Barack Obama, in so many ways, has informed his country of the monumental follies committed by some of his predecessors in the White House. For the more than fifty years since Fidel Castro's rebels put Fulgencio Batista's regime to flight in Havana, no American president – all the way from Dwight Eisenhower to George W. Bush – was able to summon up the moral authority to reach out to Cuba and thereby inform Americans and the world that it had been foolhardy and self-defeating for Washington to have persisted with policies that had been hollow and so questionable right from the start. The President's visit to Havana was, in a larger sense, a clearing away of the detritus left behind by his predecessors. All the old CIA machinations to murder Fidel Castro, memories of the Bay of Pigs invasion in 1961, the near war generated over the missiles of October 1962, the crippling sanctions were suitably relegated to the past.

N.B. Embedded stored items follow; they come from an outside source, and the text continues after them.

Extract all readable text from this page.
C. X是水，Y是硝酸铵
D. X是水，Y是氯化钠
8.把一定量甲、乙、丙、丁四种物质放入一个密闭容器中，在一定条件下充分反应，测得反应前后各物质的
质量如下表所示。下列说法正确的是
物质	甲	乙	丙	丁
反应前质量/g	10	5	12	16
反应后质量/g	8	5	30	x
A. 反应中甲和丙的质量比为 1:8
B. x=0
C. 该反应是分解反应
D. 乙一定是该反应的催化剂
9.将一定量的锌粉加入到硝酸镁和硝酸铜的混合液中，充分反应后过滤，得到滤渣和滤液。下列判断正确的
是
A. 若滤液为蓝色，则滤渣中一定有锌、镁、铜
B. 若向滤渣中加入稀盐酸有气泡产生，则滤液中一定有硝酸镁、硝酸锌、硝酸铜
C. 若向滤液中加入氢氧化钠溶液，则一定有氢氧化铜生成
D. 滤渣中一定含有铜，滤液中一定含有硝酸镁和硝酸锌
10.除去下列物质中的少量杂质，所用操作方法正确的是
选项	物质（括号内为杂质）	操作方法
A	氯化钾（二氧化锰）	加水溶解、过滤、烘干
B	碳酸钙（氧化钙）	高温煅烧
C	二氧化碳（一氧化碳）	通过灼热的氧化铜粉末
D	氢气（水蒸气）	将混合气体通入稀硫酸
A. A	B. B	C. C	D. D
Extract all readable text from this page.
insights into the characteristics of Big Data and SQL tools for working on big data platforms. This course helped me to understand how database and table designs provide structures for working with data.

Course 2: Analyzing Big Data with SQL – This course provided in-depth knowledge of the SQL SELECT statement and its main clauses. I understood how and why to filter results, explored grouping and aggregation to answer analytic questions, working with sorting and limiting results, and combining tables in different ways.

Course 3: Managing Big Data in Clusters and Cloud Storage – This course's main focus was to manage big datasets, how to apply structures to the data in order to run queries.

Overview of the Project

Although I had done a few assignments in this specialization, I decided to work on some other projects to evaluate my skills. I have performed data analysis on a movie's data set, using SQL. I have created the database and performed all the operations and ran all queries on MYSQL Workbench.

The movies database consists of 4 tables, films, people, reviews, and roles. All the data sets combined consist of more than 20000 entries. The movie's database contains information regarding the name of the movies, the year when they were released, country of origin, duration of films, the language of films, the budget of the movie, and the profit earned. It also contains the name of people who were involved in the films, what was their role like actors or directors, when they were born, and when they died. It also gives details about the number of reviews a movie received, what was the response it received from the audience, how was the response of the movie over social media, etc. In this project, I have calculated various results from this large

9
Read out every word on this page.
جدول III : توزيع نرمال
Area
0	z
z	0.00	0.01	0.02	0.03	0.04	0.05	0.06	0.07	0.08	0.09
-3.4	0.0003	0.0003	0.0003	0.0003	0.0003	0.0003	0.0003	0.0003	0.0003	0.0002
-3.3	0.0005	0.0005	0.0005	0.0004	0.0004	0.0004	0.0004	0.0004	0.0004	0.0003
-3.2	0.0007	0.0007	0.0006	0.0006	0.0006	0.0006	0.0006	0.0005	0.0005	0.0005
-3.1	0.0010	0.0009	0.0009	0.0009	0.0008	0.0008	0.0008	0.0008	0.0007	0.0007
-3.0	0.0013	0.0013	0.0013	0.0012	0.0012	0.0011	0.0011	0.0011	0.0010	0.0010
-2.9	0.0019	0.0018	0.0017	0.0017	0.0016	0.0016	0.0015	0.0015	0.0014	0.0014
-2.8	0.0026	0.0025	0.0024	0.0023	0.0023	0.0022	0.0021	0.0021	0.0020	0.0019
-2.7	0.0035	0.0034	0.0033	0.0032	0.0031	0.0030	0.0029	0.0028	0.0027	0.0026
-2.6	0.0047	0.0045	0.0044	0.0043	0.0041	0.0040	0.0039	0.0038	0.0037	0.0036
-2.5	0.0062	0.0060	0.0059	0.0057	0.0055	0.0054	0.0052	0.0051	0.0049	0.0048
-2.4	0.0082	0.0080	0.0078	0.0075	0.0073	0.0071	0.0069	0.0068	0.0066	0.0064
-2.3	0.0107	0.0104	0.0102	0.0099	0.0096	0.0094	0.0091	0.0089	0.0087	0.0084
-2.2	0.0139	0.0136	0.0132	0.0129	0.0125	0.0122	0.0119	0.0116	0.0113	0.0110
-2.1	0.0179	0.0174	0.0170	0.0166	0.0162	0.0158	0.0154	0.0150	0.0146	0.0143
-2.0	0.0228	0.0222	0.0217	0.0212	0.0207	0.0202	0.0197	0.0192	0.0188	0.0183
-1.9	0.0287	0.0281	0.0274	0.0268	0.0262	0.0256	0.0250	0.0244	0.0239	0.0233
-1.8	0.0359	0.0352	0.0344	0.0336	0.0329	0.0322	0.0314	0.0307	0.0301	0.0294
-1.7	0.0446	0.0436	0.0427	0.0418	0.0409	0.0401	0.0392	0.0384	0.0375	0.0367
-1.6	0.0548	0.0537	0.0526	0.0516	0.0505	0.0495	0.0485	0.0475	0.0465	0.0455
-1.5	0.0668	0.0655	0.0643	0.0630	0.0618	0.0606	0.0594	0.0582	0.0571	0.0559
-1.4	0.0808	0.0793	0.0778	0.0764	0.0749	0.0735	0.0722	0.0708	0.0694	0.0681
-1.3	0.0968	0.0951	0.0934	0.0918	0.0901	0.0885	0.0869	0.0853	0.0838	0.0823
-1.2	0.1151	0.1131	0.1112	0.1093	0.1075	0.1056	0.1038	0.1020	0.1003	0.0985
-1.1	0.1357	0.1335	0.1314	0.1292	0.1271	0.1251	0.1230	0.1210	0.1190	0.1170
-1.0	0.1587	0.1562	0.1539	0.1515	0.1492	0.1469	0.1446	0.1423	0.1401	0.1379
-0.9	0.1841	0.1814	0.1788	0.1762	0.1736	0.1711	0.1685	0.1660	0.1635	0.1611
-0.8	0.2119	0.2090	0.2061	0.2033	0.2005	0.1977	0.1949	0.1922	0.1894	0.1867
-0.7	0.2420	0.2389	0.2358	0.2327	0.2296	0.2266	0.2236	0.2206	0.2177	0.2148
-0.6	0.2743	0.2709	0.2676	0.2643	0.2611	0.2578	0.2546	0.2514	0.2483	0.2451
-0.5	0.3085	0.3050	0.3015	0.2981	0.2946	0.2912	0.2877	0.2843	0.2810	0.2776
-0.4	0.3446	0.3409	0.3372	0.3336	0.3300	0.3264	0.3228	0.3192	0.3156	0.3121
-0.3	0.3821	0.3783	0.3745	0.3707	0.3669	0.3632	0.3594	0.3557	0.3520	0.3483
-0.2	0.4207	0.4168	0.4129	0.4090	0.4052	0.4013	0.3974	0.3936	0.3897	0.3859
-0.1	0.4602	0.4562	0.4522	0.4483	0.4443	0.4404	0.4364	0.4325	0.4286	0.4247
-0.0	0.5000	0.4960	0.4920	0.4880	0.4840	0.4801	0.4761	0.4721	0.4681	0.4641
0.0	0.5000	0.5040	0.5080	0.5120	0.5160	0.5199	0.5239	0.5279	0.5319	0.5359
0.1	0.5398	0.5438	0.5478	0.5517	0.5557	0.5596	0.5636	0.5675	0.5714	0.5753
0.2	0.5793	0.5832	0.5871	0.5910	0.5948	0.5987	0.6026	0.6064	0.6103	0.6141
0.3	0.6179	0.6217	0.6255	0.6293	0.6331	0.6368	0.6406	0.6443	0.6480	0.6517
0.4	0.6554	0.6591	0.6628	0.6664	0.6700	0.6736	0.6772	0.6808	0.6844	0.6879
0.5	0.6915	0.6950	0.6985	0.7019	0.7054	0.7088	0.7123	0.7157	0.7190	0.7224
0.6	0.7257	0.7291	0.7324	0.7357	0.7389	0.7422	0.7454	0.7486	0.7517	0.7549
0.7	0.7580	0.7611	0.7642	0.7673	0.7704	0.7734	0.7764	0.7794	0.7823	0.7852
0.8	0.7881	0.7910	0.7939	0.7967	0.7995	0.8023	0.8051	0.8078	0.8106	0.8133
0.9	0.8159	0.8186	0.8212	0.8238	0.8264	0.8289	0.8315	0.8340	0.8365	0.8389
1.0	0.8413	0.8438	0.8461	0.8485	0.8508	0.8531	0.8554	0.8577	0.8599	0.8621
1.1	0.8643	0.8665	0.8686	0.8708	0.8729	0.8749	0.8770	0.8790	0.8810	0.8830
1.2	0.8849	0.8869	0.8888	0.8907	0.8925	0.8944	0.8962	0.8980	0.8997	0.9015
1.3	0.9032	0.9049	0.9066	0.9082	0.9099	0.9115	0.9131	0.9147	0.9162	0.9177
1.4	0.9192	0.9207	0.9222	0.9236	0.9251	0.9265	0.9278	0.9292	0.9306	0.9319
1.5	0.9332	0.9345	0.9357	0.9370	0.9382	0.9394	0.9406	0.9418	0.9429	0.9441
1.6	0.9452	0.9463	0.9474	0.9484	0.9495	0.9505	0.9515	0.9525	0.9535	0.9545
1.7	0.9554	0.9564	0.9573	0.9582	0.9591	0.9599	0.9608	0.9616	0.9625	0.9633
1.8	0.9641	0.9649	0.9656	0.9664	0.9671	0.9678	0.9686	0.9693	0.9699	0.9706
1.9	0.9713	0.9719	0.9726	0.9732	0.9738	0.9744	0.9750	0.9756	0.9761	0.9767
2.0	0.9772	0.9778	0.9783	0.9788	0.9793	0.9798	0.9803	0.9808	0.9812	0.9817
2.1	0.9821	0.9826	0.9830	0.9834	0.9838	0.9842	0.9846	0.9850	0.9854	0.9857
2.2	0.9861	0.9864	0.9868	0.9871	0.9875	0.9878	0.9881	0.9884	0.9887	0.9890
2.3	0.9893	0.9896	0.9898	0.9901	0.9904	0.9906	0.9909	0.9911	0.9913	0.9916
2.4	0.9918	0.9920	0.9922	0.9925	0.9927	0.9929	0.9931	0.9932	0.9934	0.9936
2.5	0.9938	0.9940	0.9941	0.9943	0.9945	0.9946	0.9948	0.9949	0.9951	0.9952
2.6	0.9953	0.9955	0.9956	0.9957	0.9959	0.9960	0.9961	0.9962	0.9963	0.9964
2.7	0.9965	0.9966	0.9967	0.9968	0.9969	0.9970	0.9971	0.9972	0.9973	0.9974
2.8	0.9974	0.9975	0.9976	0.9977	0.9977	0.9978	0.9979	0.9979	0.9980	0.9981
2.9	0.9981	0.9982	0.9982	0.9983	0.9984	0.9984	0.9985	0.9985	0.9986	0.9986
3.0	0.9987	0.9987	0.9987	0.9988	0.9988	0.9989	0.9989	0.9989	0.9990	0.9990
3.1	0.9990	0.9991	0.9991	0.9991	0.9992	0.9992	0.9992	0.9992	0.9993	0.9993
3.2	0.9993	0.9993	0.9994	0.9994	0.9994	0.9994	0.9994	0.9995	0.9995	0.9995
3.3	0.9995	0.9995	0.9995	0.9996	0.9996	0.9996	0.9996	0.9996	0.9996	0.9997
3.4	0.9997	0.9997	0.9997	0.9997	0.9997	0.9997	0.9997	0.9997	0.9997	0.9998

Obama's decision to have America reconnect with Cuba has made the world a trifle safer. Add to that the painstaking negotiations which eventually led to a deal on Iran's nuclear programme some months ago. American diplomacy under Obama, insofar as it related to Tehran, was clearly based on the principle of mutual respect. Unlike some of the earlier occupants of the White House, Obama made sure that bellicosity did not pose a threat to the talks his country and Europe engaged in with the Iranians. Where men like Ronald Reagan and George W. Bush were content to stay confined in the past, Barack Obama was patently in need of a chink into the future. His gamble paid off. Today Americans, Europeans and Iranians understand the meaning of respect and responsibility in the conduct of global diplomacy.

The Obama presidency has in large measure been a painstaking effort toward rolling back the damage done to America, at home and abroad, by the George W. Bush administration. The bad economy Obama inherited from his predecessor in January 2009 was a gigantic challenge, one that the new President and his team patiently were able to tackle. Abroad, it was the mess in Iraq and Afghanistan which needed cleaning up. These two countries have been gravely, perhaps permanently, fractured by the policies of the Bush era. Obama's job, as he saw it, was to prevent America from getting bogged down in Kabul and Baghdad, in the way it was tied down once in Vietnam. Obama's response was to draw down America's military presence in Afghanistan and Iraq. The two places may yet be cause for worry, but they are no more the severe headache they used to be for Washington.

Finally, President Obama's visit to Vietnam is a pointer to the efforts America has made in recent years to turn the page on a conflict which once divided the world right down the middle. Obama is only the third US President to travel to Hanoi since the conflict drew to a close in 1975 – Bill Clinton and George W. Bush were there before him – but he is the first to focus on the need for his country and the nation it desperately tried bombing to the Stone Age under Johnson and Nixon to come together in the shaping of a purposeful new world.

Barack Obama's legacy promises to be enduring. The cerebral nature of his leadership, the scholarly approach he has brought to the exercise of presidential authority and the overall decency which has underlined his dealings with the outside world will be hard for his successors to match.

Long ago, it was an earlier politician from Illinois, Abraham Lincoln by name, who left his imprints on the public imagination through his calm leadership and philosophical attitude to governance. The Illinois man in our times, as the past seven years have shown, means to achieve quite a similar feat.